Dir fehlt die Inspiration? Für jedes Lebensmittel und jede Gelegenheit gibt es passende Rezepte, an denen du dich orientieren kannst.Aus Brot, Tomaten und Rucola kannst du zum Beispiel einen leckeren Brotsalat zaubern – die perfekte Beilage zu Mittag- oder Abendessen. Obstreste lassen sich als Smoothie oder Obstsalat zu einem leckeren und gesunden Nachtisch verarbeiten. Die angeschnittene Paprika, die angebrochene Dose Mais und der Reis vom Vortrag können eine leckere Reispfanne ergeben. Auch Fleischreste, zum Beispiel vom letzten Grillabend, finden in Nudel-, Gemüse- oder Reispfannen Anwendung. Da es sich bei Fleisch um leicht verderbliche Waren handelt, solltest du darauf achten, entsprechende Reste richtig und nicht zu lange aufzubewahren. Insbesondere bei frischen Fleischwaren ist Vorsicht geboten.

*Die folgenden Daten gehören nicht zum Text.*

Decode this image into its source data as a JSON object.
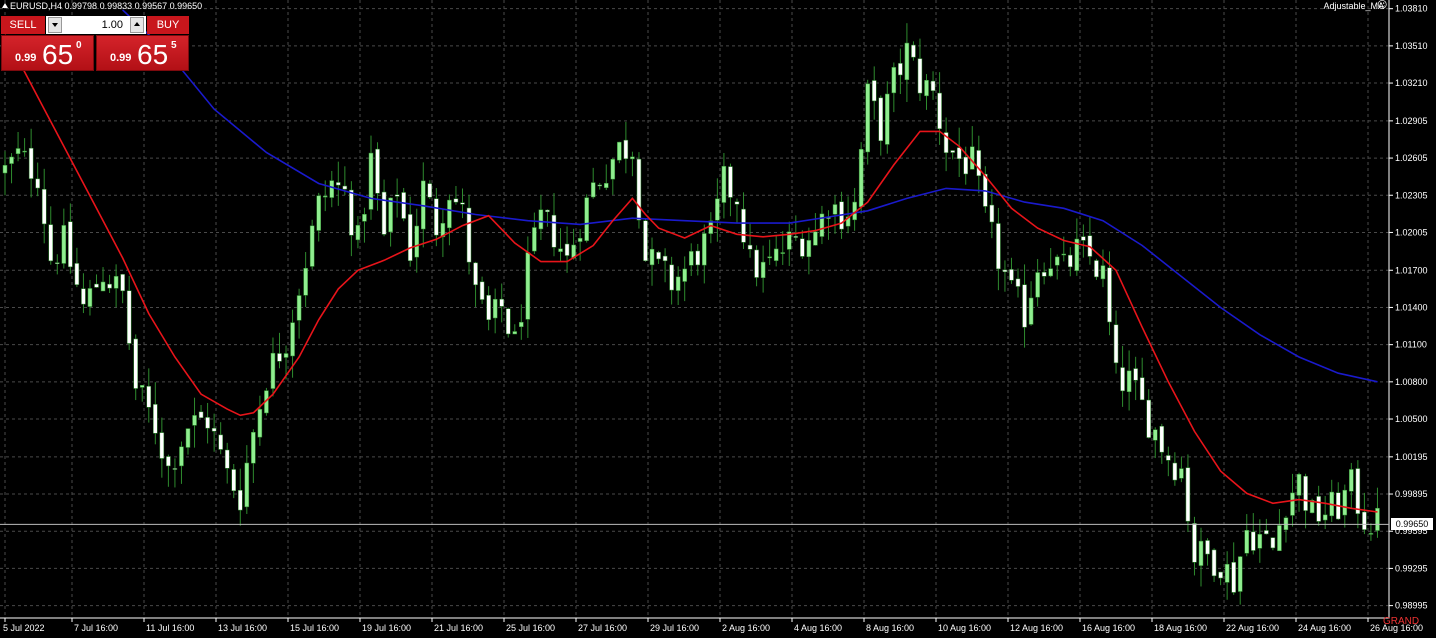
{
  "header": {
    "symbol_tf": "EURUSD,H4",
    "ohlc": "0.99798 0.99833 0.99567 0.99650"
  },
  "indicator": {
    "name": "Adjustable_MA"
  },
  "trade_panel": {
    "sell_label": "SELL",
    "buy_label": "BUY",
    "lot": "1.00",
    "sell_price": {
      "prefix": "0.99",
      "big": "65",
      "sup": "0"
    },
    "buy_price": {
      "prefix": "0.99",
      "big": "65",
      "sup": "5"
    }
  },
  "current_price_label": "0.99650",
  "watermark": "GRAND",
  "colors": {
    "background": "#000000",
    "bull": "#90ee90",
    "bear": "#ffffff",
    "grid": "#4a4a4a",
    "ma_fast": "#e8141a",
    "ma_slow": "#1a1acc",
    "axis": "#ffffff"
  },
  "chart_data": {
    "type": "candlestick",
    "symbol": "EURUSD",
    "timeframe": "H4",
    "ylim": [
      0.98895,
      1.0388
    ],
    "price_ticks": [
      "1.03810",
      "1.03510",
      "1.03210",
      "1.02905",
      "1.02605",
      "1.02305",
      "1.02005",
      "1.01700",
      "1.01400",
      "1.01100",
      "1.00800",
      "1.00500",
      "1.00195",
      "0.99895",
      "0.99595",
      "0.99295",
      "0.98995"
    ],
    "time_ticks": [
      "5 Jul 2022",
      "7 Jul 16:00",
      "11 Jul 16:00",
      "13 Jul 16:00",
      "15 Jul 16:00",
      "19 Jul 16:00",
      "21 Jul 16:00",
      "25 Jul 16:00",
      "27 Jul 16:00",
      "29 Jul 16:00",
      "2 Aug 16:00",
      "4 Aug 16:00",
      "8 Aug 16:00",
      "10 Aug 16:00",
      "12 Aug 16:00",
      "16 Aug 16:00",
      "18 Aug 16:00",
      "22 Aug 16:00",
      "24 Aug 16:00",
      "26 Aug 16:00"
    ],
    "close_anchors": [
      [
        0,
        1.025
      ],
      [
        2,
        1.0262
      ],
      [
        5,
        1.0248
      ],
      [
        7,
        1.018
      ],
      [
        9,
        1.0192
      ],
      [
        12,
        1.014
      ],
      [
        15,
        1.0168
      ],
      [
        18,
        1.015
      ],
      [
        20,
        1.0075
      ],
      [
        23,
        1.0045
      ],
      [
        25,
        1.001
      ],
      [
        28,
        1.0045
      ],
      [
        31,
        1.005
      ],
      [
        34,
        1.0005
      ],
      [
        36,
        0.9988
      ],
      [
        38,
        1.004
      ],
      [
        40,
        1.0085
      ],
      [
        43,
        1.0115
      ],
      [
        46,
        1.0178
      ],
      [
        48,
        1.0222
      ],
      [
        50,
        1.024
      ],
      [
        52,
        1.0232
      ],
      [
        54,
        1.0192
      ],
      [
        56,
        1.0258
      ],
      [
        58,
        1.0196
      ],
      [
        60,
        1.0236
      ],
      [
        62,
        1.0186
      ],
      [
        64,
        1.0236
      ],
      [
        66,
        1.0206
      ],
      [
        68,
        1.0236
      ],
      [
        70,
        1.0214
      ],
      [
        72,
        1.015
      ],
      [
        74,
        1.0125
      ],
      [
        76,
        1.014
      ],
      [
        78,
        1.011
      ],
      [
        80,
        1.017
      ],
      [
        82,
        1.021
      ],
      [
        84,
        1.02
      ],
      [
        86,
        1.0178
      ],
      [
        88,
        1.021
      ],
      [
        90,
        1.0238
      ],
      [
        92,
        1.0252
      ],
      [
        94,
        1.0268
      ],
      [
        96,
        1.027
      ],
      [
        98,
        1.018
      ],
      [
        100,
        1.017
      ],
      [
        102,
        1.016
      ],
      [
        104,
        1.017
      ],
      [
        106,
        1.0185
      ],
      [
        108,
        1.0196
      ],
      [
        110,
        1.024
      ],
      [
        112,
        1.023
      ],
      [
        114,
        1.0175
      ],
      [
        116,
        1.017
      ],
      [
        118,
        1.018
      ],
      [
        120,
        1.0192
      ],
      [
        122,
        1.0196
      ],
      [
        124,
        1.02
      ],
      [
        126,
        1.0225
      ],
      [
        128,
        1.0216
      ],
      [
        130,
        1.0222
      ],
      [
        132,
        1.031
      ],
      [
        134,
        1.0285
      ],
      [
        136,
        1.0322
      ],
      [
        138,
        1.0346
      ],
      [
        140,
        1.0322
      ],
      [
        142,
        1.0312
      ],
      [
        144,
        1.027
      ],
      [
        146,
        1.026
      ],
      [
        148,
        1.0255
      ],
      [
        150,
        1.021
      ],
      [
        152,
        1.018
      ],
      [
        154,
        1.015
      ],
      [
        156,
        1.0135
      ],
      [
        158,
        1.0175
      ],
      [
        160,
        1.018
      ],
      [
        162,
        1.017
      ],
      [
        164,
        1.0185
      ],
      [
        166,
        1.018
      ],
      [
        168,
        1.0165
      ],
      [
        170,
        1.0082
      ],
      [
        172,
        1.008
      ],
      [
        174,
        1.006
      ],
      [
        176,
        1.004
      ],
      [
        178,
        1.002
      ],
      [
        180,
        1.001
      ],
      [
        182,
        0.994
      ],
      [
        184,
        0.994
      ],
      [
        186,
        0.9935
      ],
      [
        188,
        0.992
      ],
      [
        190,
        0.996
      ],
      [
        192,
        0.9955
      ],
      [
        194,
        0.9945
      ],
      [
        196,
        0.9985
      ],
      [
        198,
        1.0
      ],
      [
        200,
        0.9972
      ],
      [
        202,
        0.9975
      ],
      [
        204,
        0.998
      ],
      [
        206,
        0.9995
      ],
      [
        208,
        0.997
      ],
      [
        210,
        0.9965
      ]
    ],
    "series": [
      {
        "name": "Adjustable_MA",
        "style": "line",
        "points": [
          [
            0,
            1.036
          ],
          [
            3,
            1.033
          ],
          [
            6,
            1.03
          ],
          [
            10,
            1.026
          ],
          [
            14,
            1.022
          ],
          [
            18,
            1.018
          ],
          [
            22,
            1.0135
          ],
          [
            26,
            1.01
          ],
          [
            30,
            1.007
          ],
          [
            34,
            1.0058
          ],
          [
            36,
            1.0053
          ],
          [
            38,
            1.0055
          ],
          [
            41,
            1.007
          ],
          [
            45,
            1.01
          ],
          [
            48,
            1.013
          ],
          [
            51,
            1.0155
          ],
          [
            54,
            1.017
          ],
          [
            58,
            1.0178
          ],
          [
            62,
            1.0188
          ],
          [
            66,
            1.0195
          ],
          [
            70,
            1.0206
          ],
          [
            74,
            1.0214
          ],
          [
            78,
            1.0192
          ],
          [
            82,
            1.0177
          ],
          [
            86,
            1.0177
          ],
          [
            90,
            1.019
          ],
          [
            93,
            1.021
          ],
          [
            96,
            1.0228
          ],
          [
            98,
            1.0215
          ],
          [
            100,
            1.0204
          ],
          [
            104,
            1.0196
          ],
          [
            108,
            1.0206
          ],
          [
            112,
            1.0199
          ],
          [
            116,
            1.0197
          ],
          [
            120,
            1.0199
          ],
          [
            124,
            1.0202
          ],
          [
            128,
            1.0208
          ],
          [
            132,
            1.0225
          ],
          [
            136,
            1.0255
          ],
          [
            140,
            1.0282
          ],
          [
            143,
            1.0282
          ],
          [
            146,
            1.027
          ],
          [
            150,
            1.0246
          ],
          [
            154,
            1.022
          ],
          [
            158,
            1.0204
          ],
          [
            162,
            1.0194
          ],
          [
            166,
            1.0189
          ],
          [
            170,
            1.017
          ],
          [
            174,
            1.0124
          ],
          [
            178,
            1.008
          ],
          [
            182,
            1.004
          ],
          [
            186,
            1.0008
          ],
          [
            190,
            0.999
          ],
          [
            194,
            0.9982
          ],
          [
            198,
            0.9985
          ],
          [
            202,
            0.9982
          ],
          [
            206,
            0.9978
          ],
          [
            210,
            0.9975
          ]
        ]
      },
      {
        "name": "",
        "style": "line",
        "points": [
          [
            18,
            1.038
          ],
          [
            25,
            1.0345
          ],
          [
            32,
            1.03
          ],
          [
            40,
            1.0265
          ],
          [
            48,
            1.024
          ],
          [
            56,
            1.0228
          ],
          [
            64,
            1.0222
          ],
          [
            72,
            1.0215
          ],
          [
            80,
            1.021
          ],
          [
            88,
            1.0207
          ],
          [
            96,
            1.0212
          ],
          [
            104,
            1.021
          ],
          [
            112,
            1.0208
          ],
          [
            120,
            1.0208
          ],
          [
            126,
            1.0213
          ],
          [
            132,
            1.0218
          ],
          [
            138,
            1.0228
          ],
          [
            144,
            1.0236
          ],
          [
            150,
            1.0234
          ],
          [
            156,
            1.0225
          ],
          [
            162,
            1.022
          ],
          [
            168,
            1.021
          ],
          [
            174,
            1.019
          ],
          [
            180,
            1.0165
          ],
          [
            186,
            1.014
          ],
          [
            192,
            1.0118
          ],
          [
            198,
            1.01
          ],
          [
            204,
            1.0087
          ],
          [
            210,
            1.008
          ]
        ]
      }
    ],
    "current_price": 0.9965,
    "grid": true
  }
}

Nose To Tail – Lebensmittel ganzheitlich verwerten

Du möchtest Fleischreste nicht erst auf deinem Teller, sondern bereits in der Produktion und im Handel vermeiden? Dann entscheide dich bewusst dafür, nicht nur Edelteile wie Filets oder Koteletts zu konsumieren, sondern auch alle anderen Teile –einschließlich der Innereien – zu kaufen. Diese traditionelle Form, Tiere vollständig zu verwerten, ist in den vergangenen Jahren zunehmend in Vergessenheit geraten. Bei dem wiederaufkommenden Trend der Ganztiernutzung („Nose To Tail“) geht es darum, nicht nur die Premiumteile eines Tieres zu nutzen, sondern dieses ganz zu verwerten. Wem das nicht zusagt, der kann beim Einkauf darauf achten, nur Fleisch von Metzgereien zu kaufen, die nachweisen, dass möglichst viele Bestandteile eines geschlachteten Tieres, zumindest dessen Fleisch, verarbeitet werden. Lokale Metzgereien oder Unternehmen wie beispielsweise die Crowdbutching.com GmbH, Gewinner des Zu gut für die Tonne! – Bundespreis 2018, sind hierfür eine gute Anlaufstelle. 

Und das Beste: Es gibt diesen ganzheitlichen und nachhaltigen Ansatz auch für Veggies. Denn nicht nur der Hauptteil eines Gemüses lässt sich verwerten, sondern auch Blätter und Wurzeln können gut zubereitet wirklich lecker sein. Hast du zum Beispiel schon mal daran gedacht, aus den Blättern von Radieschen einen Salat zu machen oder Bananenschalen im Kuchen zu verarbeiten? Im Internet findest du allerlei spannende Rezepte zur Inspiration.